I could usually trigger the crash with a few dozen calls.  I'll keep pounding on it in the lab and get some additional backtraces, if that's helpful.  If I can get to reliably crash again in the lab, I'll give you access to the box and let you work your magic.

By: Matt Jordan (mjordan) 2012-11-16 08:47:37.369-0600

Little bit more info on what I was testing:

I changed jared/chris into two local D40 SIP phones that I have (digium01/digium02).  Otherwise, the dialplan/config is the same:

{noformat:title=agents.conf}
agent => digium01,4321,Jared Smith
agent => digium02,4321
{noformat}

{noformat:title=queues.conf}
[sales]
strategy=ringall
announce=sales
musicclass = default
;member => Agent/chris
;member => Agent/larry
;member => Agent/paul
;member => Agent/patrick
;member => Agent/anthony
;member => Agent/derek
;member => Agent/jared
;member => Agent/olle
member => Local/digium01@agents
member => Local/digium02@agents
{noformat}

I then used call files to spam calls into the sales queue (extension 300) - the bash script creates 10 calls at a time.  Randomly, at each phone I either ignore the call (which puts it back into the Queue) or Answer it, wait a bit, and hang up.  So far I've processed about 100 calls without a crash.

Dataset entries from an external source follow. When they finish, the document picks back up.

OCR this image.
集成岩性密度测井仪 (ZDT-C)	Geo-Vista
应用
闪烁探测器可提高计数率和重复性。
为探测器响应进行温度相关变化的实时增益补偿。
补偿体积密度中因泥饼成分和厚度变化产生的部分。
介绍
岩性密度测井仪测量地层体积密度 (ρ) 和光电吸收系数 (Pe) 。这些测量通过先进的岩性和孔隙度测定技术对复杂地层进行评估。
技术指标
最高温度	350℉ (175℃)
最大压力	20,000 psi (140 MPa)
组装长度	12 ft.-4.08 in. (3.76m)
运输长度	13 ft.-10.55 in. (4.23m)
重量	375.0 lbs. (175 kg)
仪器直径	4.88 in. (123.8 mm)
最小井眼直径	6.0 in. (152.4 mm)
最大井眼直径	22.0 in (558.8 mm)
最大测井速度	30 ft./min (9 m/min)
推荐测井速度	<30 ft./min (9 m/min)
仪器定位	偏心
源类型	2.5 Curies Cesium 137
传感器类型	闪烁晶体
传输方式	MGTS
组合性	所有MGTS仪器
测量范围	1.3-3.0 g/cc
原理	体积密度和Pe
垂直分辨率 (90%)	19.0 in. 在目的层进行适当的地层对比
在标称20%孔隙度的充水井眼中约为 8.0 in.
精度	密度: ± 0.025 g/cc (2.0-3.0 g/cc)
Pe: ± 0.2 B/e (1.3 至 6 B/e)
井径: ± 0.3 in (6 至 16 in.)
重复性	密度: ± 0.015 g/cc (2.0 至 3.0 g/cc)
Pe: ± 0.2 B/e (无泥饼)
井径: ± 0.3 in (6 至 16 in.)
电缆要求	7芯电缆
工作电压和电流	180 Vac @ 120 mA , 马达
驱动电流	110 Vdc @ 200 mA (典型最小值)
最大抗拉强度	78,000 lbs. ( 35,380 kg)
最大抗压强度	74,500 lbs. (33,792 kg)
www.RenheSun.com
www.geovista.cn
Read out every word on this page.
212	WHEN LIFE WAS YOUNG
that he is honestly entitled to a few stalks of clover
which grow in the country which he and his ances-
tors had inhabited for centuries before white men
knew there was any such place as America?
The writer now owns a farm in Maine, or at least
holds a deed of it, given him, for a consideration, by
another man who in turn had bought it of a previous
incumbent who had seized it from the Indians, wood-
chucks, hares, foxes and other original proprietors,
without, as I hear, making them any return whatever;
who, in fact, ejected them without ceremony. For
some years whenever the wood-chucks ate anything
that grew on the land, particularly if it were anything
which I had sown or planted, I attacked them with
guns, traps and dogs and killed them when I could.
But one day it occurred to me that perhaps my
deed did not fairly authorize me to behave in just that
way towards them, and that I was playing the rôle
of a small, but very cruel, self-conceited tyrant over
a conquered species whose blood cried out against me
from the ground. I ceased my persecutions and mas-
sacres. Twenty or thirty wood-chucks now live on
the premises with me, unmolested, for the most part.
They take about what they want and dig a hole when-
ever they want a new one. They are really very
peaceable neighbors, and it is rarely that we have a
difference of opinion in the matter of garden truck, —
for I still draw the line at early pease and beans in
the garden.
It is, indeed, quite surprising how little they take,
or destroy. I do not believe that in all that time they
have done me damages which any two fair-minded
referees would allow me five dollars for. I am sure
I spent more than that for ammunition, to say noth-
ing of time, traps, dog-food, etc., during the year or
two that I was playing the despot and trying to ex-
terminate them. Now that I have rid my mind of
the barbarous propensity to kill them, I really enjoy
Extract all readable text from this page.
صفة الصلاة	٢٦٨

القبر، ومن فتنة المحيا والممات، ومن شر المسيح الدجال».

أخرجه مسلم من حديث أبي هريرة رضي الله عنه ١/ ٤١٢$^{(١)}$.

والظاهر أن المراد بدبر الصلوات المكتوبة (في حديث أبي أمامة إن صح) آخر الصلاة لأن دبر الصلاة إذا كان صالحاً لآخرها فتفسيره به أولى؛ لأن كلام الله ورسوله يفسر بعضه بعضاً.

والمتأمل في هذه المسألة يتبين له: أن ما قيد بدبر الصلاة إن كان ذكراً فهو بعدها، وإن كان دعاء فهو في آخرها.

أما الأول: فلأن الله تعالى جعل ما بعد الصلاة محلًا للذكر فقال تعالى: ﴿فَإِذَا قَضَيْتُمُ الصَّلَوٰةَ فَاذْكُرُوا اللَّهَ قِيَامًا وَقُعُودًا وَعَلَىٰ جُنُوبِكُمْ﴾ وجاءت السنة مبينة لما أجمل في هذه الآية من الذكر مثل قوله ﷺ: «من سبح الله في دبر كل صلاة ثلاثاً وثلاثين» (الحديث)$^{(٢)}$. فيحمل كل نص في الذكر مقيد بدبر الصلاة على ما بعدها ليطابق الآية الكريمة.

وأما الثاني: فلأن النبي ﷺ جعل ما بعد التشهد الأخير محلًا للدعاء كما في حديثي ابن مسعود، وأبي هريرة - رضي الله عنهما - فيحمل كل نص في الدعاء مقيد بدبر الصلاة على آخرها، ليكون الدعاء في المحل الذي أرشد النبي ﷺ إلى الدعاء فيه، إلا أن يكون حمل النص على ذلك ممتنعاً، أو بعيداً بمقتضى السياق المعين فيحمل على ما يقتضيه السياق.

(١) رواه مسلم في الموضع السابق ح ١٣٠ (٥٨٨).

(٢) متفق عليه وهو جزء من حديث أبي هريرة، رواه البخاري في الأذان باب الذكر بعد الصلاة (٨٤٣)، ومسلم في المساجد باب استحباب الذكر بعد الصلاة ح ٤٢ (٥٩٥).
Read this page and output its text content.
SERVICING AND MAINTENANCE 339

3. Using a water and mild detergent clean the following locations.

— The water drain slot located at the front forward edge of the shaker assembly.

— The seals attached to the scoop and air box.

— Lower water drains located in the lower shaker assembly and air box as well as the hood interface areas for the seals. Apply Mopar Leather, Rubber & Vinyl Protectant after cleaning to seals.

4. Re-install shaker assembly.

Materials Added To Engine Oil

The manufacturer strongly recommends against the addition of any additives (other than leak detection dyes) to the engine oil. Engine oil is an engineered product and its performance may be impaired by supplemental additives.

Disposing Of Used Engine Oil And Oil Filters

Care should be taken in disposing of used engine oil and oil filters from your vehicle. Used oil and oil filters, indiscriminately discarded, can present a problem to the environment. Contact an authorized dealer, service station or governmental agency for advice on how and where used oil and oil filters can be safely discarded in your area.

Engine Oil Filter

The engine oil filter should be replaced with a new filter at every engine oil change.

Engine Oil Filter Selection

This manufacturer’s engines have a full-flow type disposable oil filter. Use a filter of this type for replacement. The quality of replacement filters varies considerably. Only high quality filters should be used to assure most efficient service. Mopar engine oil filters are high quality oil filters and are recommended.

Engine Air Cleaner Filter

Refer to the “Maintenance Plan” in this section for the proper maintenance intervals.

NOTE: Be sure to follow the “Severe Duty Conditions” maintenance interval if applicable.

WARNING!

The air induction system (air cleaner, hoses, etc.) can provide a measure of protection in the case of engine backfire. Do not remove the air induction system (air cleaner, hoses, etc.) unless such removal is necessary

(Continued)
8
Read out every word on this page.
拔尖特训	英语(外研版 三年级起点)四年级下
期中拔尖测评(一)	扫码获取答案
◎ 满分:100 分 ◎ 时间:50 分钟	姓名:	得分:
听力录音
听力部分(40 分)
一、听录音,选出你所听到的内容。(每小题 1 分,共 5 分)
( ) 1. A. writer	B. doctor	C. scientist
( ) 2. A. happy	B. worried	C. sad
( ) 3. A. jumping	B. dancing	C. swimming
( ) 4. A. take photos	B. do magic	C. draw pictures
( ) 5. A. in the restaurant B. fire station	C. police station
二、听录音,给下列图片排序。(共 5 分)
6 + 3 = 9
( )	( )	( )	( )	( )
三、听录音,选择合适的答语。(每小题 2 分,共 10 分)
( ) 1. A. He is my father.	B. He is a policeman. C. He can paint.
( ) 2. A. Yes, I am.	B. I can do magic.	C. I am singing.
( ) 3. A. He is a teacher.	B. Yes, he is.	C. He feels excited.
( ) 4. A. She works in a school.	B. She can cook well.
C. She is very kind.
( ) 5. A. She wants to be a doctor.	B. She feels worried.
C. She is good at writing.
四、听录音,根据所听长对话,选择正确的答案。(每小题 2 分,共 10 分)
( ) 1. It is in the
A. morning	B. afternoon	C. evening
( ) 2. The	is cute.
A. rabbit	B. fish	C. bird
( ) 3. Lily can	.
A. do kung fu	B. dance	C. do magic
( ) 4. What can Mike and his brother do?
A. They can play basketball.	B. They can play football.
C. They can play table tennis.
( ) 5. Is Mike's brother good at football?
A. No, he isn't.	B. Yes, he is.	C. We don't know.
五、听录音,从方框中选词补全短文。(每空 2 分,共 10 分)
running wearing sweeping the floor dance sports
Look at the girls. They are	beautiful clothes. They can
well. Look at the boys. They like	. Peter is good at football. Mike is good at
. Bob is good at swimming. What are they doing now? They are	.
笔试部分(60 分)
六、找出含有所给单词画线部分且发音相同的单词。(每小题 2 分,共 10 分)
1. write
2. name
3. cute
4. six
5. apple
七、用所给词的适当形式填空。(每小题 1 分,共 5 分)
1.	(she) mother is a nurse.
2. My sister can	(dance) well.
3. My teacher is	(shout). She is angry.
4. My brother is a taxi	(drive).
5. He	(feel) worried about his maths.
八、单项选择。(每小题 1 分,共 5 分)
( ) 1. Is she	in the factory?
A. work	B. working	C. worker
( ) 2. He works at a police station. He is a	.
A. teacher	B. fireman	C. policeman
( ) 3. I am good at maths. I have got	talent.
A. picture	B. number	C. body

By: Rusty Newton (rnewton) 2012-12-19 18:17:30.955-0600

Jared, can you give us any further guidance on reproducing the crash?

By: Jared Smith (jsmith) 2012-12-19 18:34:11.647-0600

I think this bug can be safely closed.  After applying the patch in ASTERISK-20226 (which I didn't think was related to this issue), we haven't had any more crashes in the past 3 weeks, 6 days, 19 hours, 10 minutes, 33 seconds.  During that time, we've put 922,685 calls through the system.

By: Jared Smith (jsmith) 2012-12-19 18:36:09.073-0600

Assuming the patch from bug ASTERISK-20226 is added to the 1.8.20.0 release, I don't see any reason to keep this bug open.  The problem doesn't seem to happen any more after applying the patch.

By: Matt Jordan (mjordan) 2012-12-20 08:28:58.258-0600

Yup, that patch is in 1.8.20.0-rc1. I'll close this out for now and if it rears its ugly head again, we'll reopen.